Zwei Menschen sitzen an einem Schreibtisch und unterhalten sich.

„Damit wurde zum ersten Mal in der Geschichte der Werkstätten für Menschen mit Behinderung ein wichtiges Ziel erreicht: Berufliche Bildung im Berufsbildungsbereich der Werkstätten nach „Praxisbaustein“ erfolgt auf der Grundlage von anerkannten Ausbildungsordnungen der entsprechenden Ausbildungsberufe und ist zertifizierbar!  Darüber darf man sich auch in dieser Zeit der Krise freuen, in der viele Werkstätten nicht oder nur im Notbetrieb arbeiten“,  ordnet Dietrich Bauer, Chef der Diakonie Sachsen, die Relevanz des Erreichten für Menschen mit Behinderung ein. „Denn die Zertifikate sind nicht nur für die Werkstattbeschäftigten, die sie sich erarbeitet haben, eine große Anerkennung. Sie sind auch für Unternehmen auf dem ersten Arbeitsmarkt wertvoll. Denn für diese sind sie wichtige Hinweise darauf, was der Mensch mit Behinderungen gelernt hat, nachweisbar kann und damit auch bei ihnen im Betrieb sicher übernehmen könnte!“

Das deutschlandweite bisher einmalige Projekt geht auf eine Idee der Diakonie Sachsen zurück. Projektträger ist die Liga der Freien Wohlfahrtspflege Sachsen, die mit der Landesarbeitsgemeinschaft für Werkstätten für Menschen mit Behinderungen in Sachsen (LAG WfbM Sachsen) kooperativ zusammenarbeitet und von weiteren wichtigen Akteuren, wie die Bundesagentur für Arbeit, unterstützt wird.

Für die 79 Praxisbausteine in 11 Praxisfeldern wie Küche und Service, Reinigung, Wäscherei, Holzbearbeitung, Verpackung, Lager Logistik, Montage, Bürodienstleistungen usw. wurden in einem ersten Schritt (2014 bis 2016) die theoretischen Inhalte gemeinsam mit vielen Akteuren erarbeitet, standardisiert und zertifiziert. Im weiterfolgenden Implementierungsprozess (2017 bis 2020) wurden die Praxisbausteine - in enger Zusammenarbeit mit den Kammern und dem Fachpersonal für die berufliche Bildung in den Werkstätten - für die Anwendung in der Praxis angepasst, ergänzt und die Praxisfelder weiterentwickelt.
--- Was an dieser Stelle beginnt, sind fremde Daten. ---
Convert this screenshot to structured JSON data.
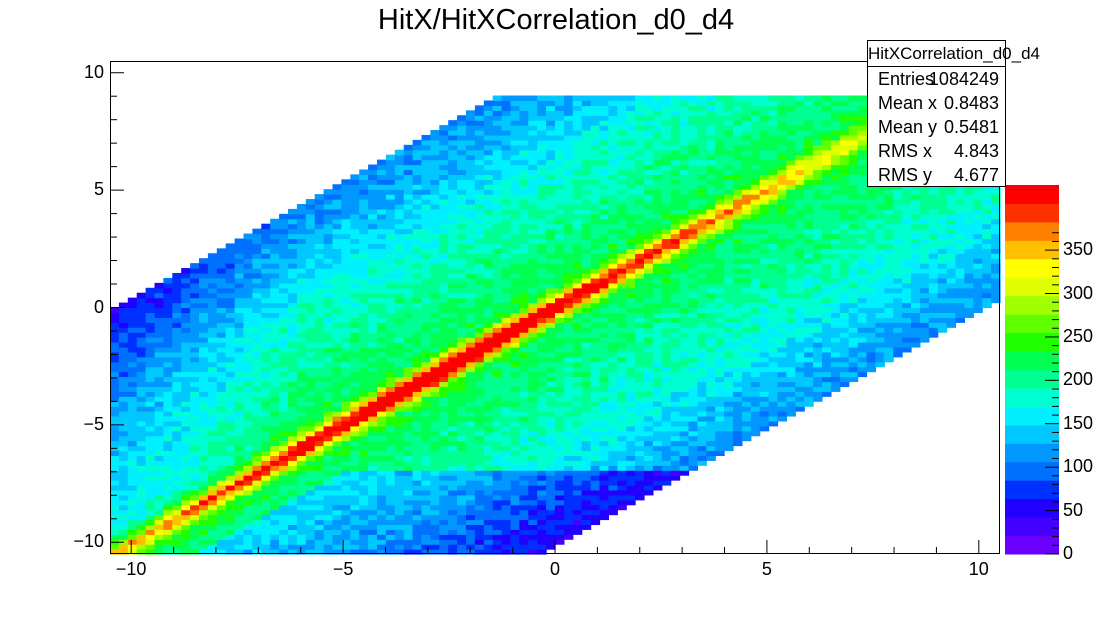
{
  "chart_data": {
    "type": "heatmap",
    "title": "HitX/HitXCorrelation_d0_d4",
    "xlabel": "",
    "ylabel": "",
    "xlim": [
      -10.5,
      10.5
    ],
    "ylim": [
      -10.5,
      10.5
    ],
    "zlim": [
      0,
      425
    ],
    "x_ticks": [
      "−10",
      "−5",
      "0",
      "5",
      "10"
    ],
    "y_ticks": [
      "−10",
      "−5",
      "0",
      "5",
      "10"
    ],
    "z_ticks": [
      "0",
      "50",
      "100",
      "150",
      "200",
      "250",
      "300",
      "350"
    ],
    "grid": false,
    "description_of_distribution": {
      "diagonal_band": "y ≈ x, counts peak ~420 near x=-2.5",
      "populated_region": "parallelogram between y ≈ x-10 and y ≈ x+10, clipped to y in [-10.5, 9]",
      "background_level": "~150-250 counts inside the band region, ~60 near edges"
    },
    "palette": [
      "#6a00ff",
      "#4400ff",
      "#2200ff",
      "#0030ff",
      "#0070ff",
      "#0098ff",
      "#00c8ff",
      "#00f0ff",
      "#00ffd0",
      "#00ff90",
      "#00ff50",
      "#20ff00",
      "#60ff00",
      "#a0ff00",
      "#e0ff00",
      "#ffff00",
      "#ffc000",
      "#ff8000",
      "#ff3000",
      "#ff0000"
    ]
  },
  "stats_box": {
    "title": "HitXCorrelation_d0_d4",
    "rows": [
      {
        "label": "Entries",
        "value": "1084249"
      },
      {
        "label": "Mean x",
        "value": "0.8483"
      },
      {
        "label": "Mean y",
        "value": "0.5481"
      },
      {
        "label": "RMS x",
        "value": "4.843"
      },
      {
        "label": "RMS y",
        "value": "4.677"
      }
    ]
  }
}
Das Interesse der Beschäftigten an den Zertifikaten nach Praxisbaustein ist groß. Auch über die Hälfte aller sächsischen Werkstätten kann mittlerweile die berufliche Bildung nach Praxisbaustein anbieten.
Daher soll es auch weitergehen. Mit einem Folgeprojekt, das den sperrigen Titel trägt: „Projekt zum Aufbau und zur Etablierung einer nachhaltigen Struktur für die Koordinierung standardisierter beruflicher Bildung und Qualifizierung für Menschen mit Behinderung zur Teilhabe am Arbeitsleben im Freistaat Sachsen“. Michaela Bartel, zuständige Koordinatorin, erklärt, worum es dabei geht und warum das wichtig ist: „Schulische und berufliche Bildung ist in Deutschland an zentrale Stellen angebunden. Um die Qualität der beruflichen Bildung für Menschen mit Behinderungen zu bewahren, Inhalte anzupassen, weiterzuentwickeln und zukunftsfähig(er) auszugestalten braucht es diese Anbindung auch. Für die berufliche Bildung in Werkstätten ist das Fachkonzept der Bundesagentur für Arbeit maßgeblich. Für die Umsetzung der Inhalte von PRAXISBAUSTEIN benötigt man langfristig also auch eine weiterführende Struktur. Diese muss dafür sorgen, dass die entwickelten standarisierten Inhalte sicher beibehalten und einheitlich umgesetzt werden. Und wenn nötig, bspw. bei Änderungen der Ausbildungsrahmenpläne durch das Bundesinstitut für berufliche Bildung (BiBB), dann entsprechend angepasst werden. Das neue Projekt hat daher das Ziel zu schauen, wie diese nachhaltige und geeignete Anbindung für die berufliche Bildung und Qualifizierung nach PRAXISBAUSTEIN aussehen muss und welches Format dafür geeignet ist!

Auch dieses Liga - Projekt wird zu 90% vom Freistaat Sachsen gefördert. Die Laufzeit ist für ein Jahr festgelegt und endet am 31. März 2021.  Ab dann soll es eine „koordinierende Stelle“ geben, die sich selbst trägt.